Specter noted in his letter that the Department of Justice and San Bernardino County Grand Jury previously identified inadequate policies and procedures that contribute to the culture of violence in county jails.

Health services

Inmates in need of mental health services in San Bernardino County jails find those services sorely lacking. Their treatment usually consists solely of being administered medication, but some inmates are even denied that. One inmate with an anxiety disorder was denied a potent anti-anxiety medication and he subsequently suffered a seizure and head injury. Even then, he was still denied his medication, and another month passed before he was seen by a psychiatrist, according to the Prison Law Office.

Another prisoner was prescribed a cocktail of three psychotropic medications at high dosages, without a proper psychiatric evaluation, which caused him to become dazed, bump into things and fall and hit his head. He later attempted suicide by jumping off the second tier of his unit. But even then, he was still not promptly evaluated for a change to his medication regimen, according to the Prison Law Office.

“The risk of harm to all prisoners created by this system must be addressed,” Specter said in his letter.

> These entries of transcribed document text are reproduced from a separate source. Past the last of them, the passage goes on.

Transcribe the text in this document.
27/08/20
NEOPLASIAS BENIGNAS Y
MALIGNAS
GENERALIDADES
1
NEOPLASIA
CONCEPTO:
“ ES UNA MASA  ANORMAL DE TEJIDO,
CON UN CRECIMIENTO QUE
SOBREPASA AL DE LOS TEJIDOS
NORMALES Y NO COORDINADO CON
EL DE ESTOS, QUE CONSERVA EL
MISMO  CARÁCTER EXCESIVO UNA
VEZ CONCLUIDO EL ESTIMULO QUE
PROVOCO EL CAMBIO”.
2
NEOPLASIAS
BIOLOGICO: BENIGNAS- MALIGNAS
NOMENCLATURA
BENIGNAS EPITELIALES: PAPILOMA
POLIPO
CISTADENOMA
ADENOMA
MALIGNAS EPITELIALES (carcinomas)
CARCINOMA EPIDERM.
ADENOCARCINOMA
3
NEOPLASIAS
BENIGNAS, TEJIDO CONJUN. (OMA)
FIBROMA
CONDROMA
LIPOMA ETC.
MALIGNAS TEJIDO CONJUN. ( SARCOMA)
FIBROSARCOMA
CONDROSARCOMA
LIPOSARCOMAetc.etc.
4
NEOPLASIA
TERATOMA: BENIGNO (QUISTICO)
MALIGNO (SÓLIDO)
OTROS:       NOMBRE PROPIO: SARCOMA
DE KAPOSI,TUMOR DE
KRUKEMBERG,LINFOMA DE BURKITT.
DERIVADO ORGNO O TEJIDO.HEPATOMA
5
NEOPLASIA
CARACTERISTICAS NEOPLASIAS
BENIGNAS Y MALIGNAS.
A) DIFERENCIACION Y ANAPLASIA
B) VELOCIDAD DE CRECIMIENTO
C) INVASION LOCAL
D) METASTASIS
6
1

As to inmate dental care, a de facto policy exists in which inmates suffering tooth pain have no choice but to have their teeth pulled instead of less invasive procedures, even if the dental procedure is something as routine as filling a cavity.

Inmates with disabilities are also underserved at the jails due to the lack of proper facilities, a possible violation of the Americans with Disabilities Act. One inmate with an above-the-knee amputation had to jump over a step, using his one leg, to get into the shower. He fell multiple times while trying, according to the Prison Law Office.

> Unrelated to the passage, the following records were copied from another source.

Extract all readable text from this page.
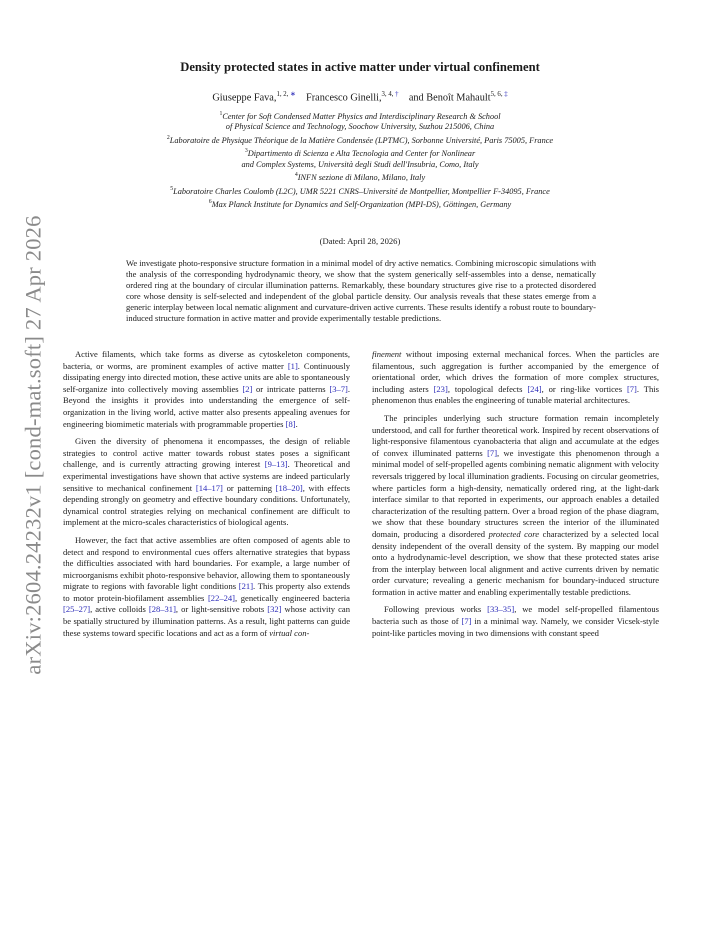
arXiv:2604.24232v1 [cond-mat.soft] 27 Apr 2026
Density protected states in active matter under virtual confinement
Giuseppe Fava,$^{1, 2,}$ ∗  Francesco Ginelli,$^{3, 4,}$ †  and Benoît Mahault$^{5, 6,}$ ‡
$^1$Center for Soft Condensed Matter Physics and Interdisciplinary Research & School
of Physical Science and Technology, Soochow University, Suzhou 215006, China
$^2$Laboratoire de Physique Théorique de la Matière Condensée (LPTMC), Sorbonne Université, Paris 75005, France
$^3$Dipartimento di Scienza e Alta Tecnologia and Center for Nonlinear
and Complex Systems, Università degli Studi dell'Insubria, Como, Italy
$^4$INFN sezione di Milano, Milano, Italy
$^5$Laboratoire Charles Coulomb (L2C), UMR 5221 CNRS–Université de Montpellier, Montpellier F-34095, France
$^6$Max Planck Institute for Dynamics and Self-Organization (MPI-DS), Göttingen, Germany
(Dated: April 28, 2026)

We investigate photo-responsive structure formation in a minimal model of dry active nematics. Combining microscopic simulations with the analysis of the corresponding hydrodynamic theory, we show that the system generically self-assembles into a dense, nematically ordered ring at the boundary of circular illumination patterns. Remarkably, these boundary structures give rise to a protected disordered core whose density is self-selected and independent of the global particle density. Our analysis reveals that these states emerge from a generic interplay between local nematic alignment and curvature-driven active currents. These results identify a robust route to boundary-induced structure formation in active matter and provide experimentally testable predictions.

Active filaments, which take forms as diverse as cytoskeleton components, bacteria, or worms, are prominent examples of active matter [1]. Continuously dissipating energy into directed motion, these active units are able to spontaneously self-organize into collectively moving assemblies [2] or intricate patterns [3–7]. Beyond the insights it provides into understanding the emergence of self-organization in the living world, active matter also presents appealing avenues for engineering biomimetic materials with programmable properties [8].

Given the diversity of phenomena it encompasses, the design of reliable strategies to control active matter towards robust states poses a significant challenge, and is currently attracting growing interest [9–13]. Theoretical and experimental investigations have shown that active systems are indeed particularly sensitive to mechanical confinement [14–17] or patterning [18–20], with effects depending strongly on geometry and effective boundary conditions. Unfortunately, dynamical control strategies relying on mechanical confinement are difficult to implement at the micro-scales characteristics of biological agents.

However, the fact that active assemblies are often composed of agents able to detect and respond to environmental cues offers alternative strategies that bypass the difficulties associated with hard boundaries. For example, a large number of microorganisms exhibit photo-responsive behavior, allowing them to spontaneously migrate to regions with favorable light conditions [21]. This property also extends to motor protein-biofilament assemblies [22–24], genetically engineered bacteria [25–27], active colloids [28–31], or light-sensitive robots [32] whose activity can be spatially structured by illumination patterns. As a result, light patterns can guide these systems toward specific locations and act as a form of virtual con-

finement without imposing external mechanical forces. When the particles are filamentous, such aggregation is further accompanied by the emergence of orientational order, which drives the formation of more complex structures, including asters [23], topological defects [24], or ring-like vortices [7]. This phenomenon thus enables the engineering of tunable material architectures.

The principles underlying such structure formation remain incompletely understood, and call for further theoretical work. Inspired by recent observations of light-responsive filamentous cyanobacteria that align and accumulate at the edges of convex illuminated patterns [7], we investigate this phenomenon through a minimal model of self-propelled agents combining nematic alignment with velocity reversals triggered by local illumination gradients. Focusing on circular geometries, where particles form a high-density, nematically ordered ring, at the light-dark interface similar to that reported in experiments, our approach enables a detailed characterization of the resulting pattern. Over a broad region of the phase diagram, we show that these boundary structures screen the interior of the illuminated domain, producing a disordered protected core characterized by a selected local density independent of the overall density of the system. By mapping our model onto a hydrodynamic-level description, we show that these protected states arise from the interplay between local alignment and active currents driven by nematic order curvature; revealing a generic mechanism for boundary-induced structure formation in active matter and enabling experimentally testable predictions.

Following previous works [33–35], we model self-propelled filamentous bacteria such as those of [7] in a minimal way. Namely, we consider Vicsek-style point-like particles moving in two dimensions with constant speed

Inmates at risk of being assaulted by other inmates, such as gang dropouts, are often placed in the jail’s general population, and jail staff are not properly classifying inmates to help protect them from such dangers, the Prison Law Office found.

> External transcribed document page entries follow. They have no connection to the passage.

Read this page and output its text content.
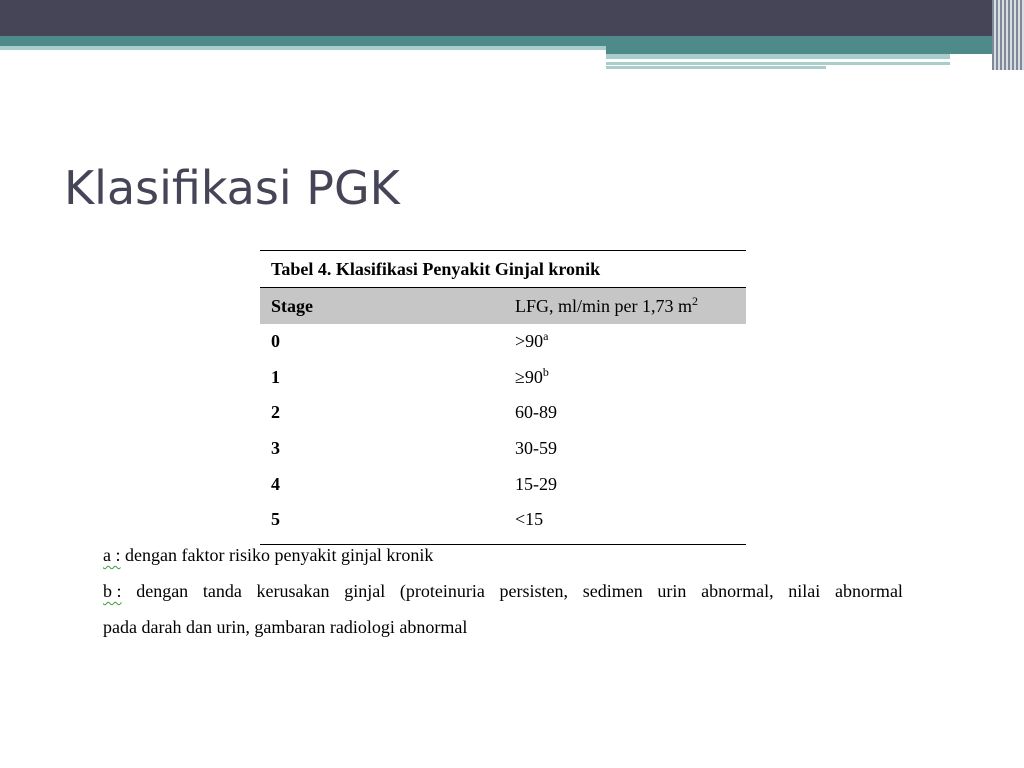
Klasifikasi PGK
Tabel 4. Klasifikasi Penyakit Ginjal kronik
Stage	LFG, ml/min per 1,73 $m^2$
0	$>90^a$
1	$\ge 90^b$
2	60-89
3	30-59
4	15-29
5	<15
a : dengan faktor risiko penyakit ginjal kronik
b : dengan tanda kerusakan ginjal (proteinuria persisten, sedimen urin abnormal, nilai abnormal
pada darah dan urin, gambaran radiologi abnormal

“Prisoners regularly report that deputies laugh at or ignore them when informed by the inmate they are in danger of being attacked by other inmates, and are told by the deputies they have no choice but to “get along,” and in some cases deputies even encourage inmates to fight,” Specter said in his letter.

Inmates who are potentially psychotic and unstable are also housed in the jail’s general population, according to the Prison Law Office.

On May 22 – more than nine months after McMahon received the letter from the Prison Law Office – 19-year-old Rashad Davis, a West Valley Detention Center inmate charged with petty theft and armed robbery and whose family said was developmentally disabled, was allegedly beaten to death by his cell mate, 22-year-old Jeremiah Bell. Bell was in custody for severely beating 54-year-old Rialto resident Armando Barron with a baseball bat. Barron was left paralyzed and comatose and died four days later.

Bell has been charged with murder in Barron’s death, and he now faces another murder charge in the Davis killing. The Davis case is under review by the San Bernardino District Attorney’s Office, office spokesman Christopher Lee said.

At the time Davis was killed, Bell was in the process of undergoing a court-ordered psychiatric evaluation, and was subsequently deemed mentally incompetent to stand trial in that case.

Negotiations between the county and the Prison Law Office continue. Specter said the negotiations have been “productive and cooperative,” and he hopes it stays that way.

“I should say this has been one of the most constructive and productive relationships with a government that we’ve had in that they recognized right away that it would be better to resolve these problems through negotiation rather than litigation, and so far they have been very responsive to our concerns, and we hope that continues,” Specter said.

County Supervisor Josie Gonzales said some complaints are likely due to overcrowding related to prison realignment.

A great deal of inmates who were formerly used to getting the services and amenities they needed are now not getting them in the county jail system, she said, noting that counties are still trying to obtain the funding and staffing to provide the services and protection both inmates and deputies need.

“This is a whole new arena when it comes to incarcerating state prisoners,” she said.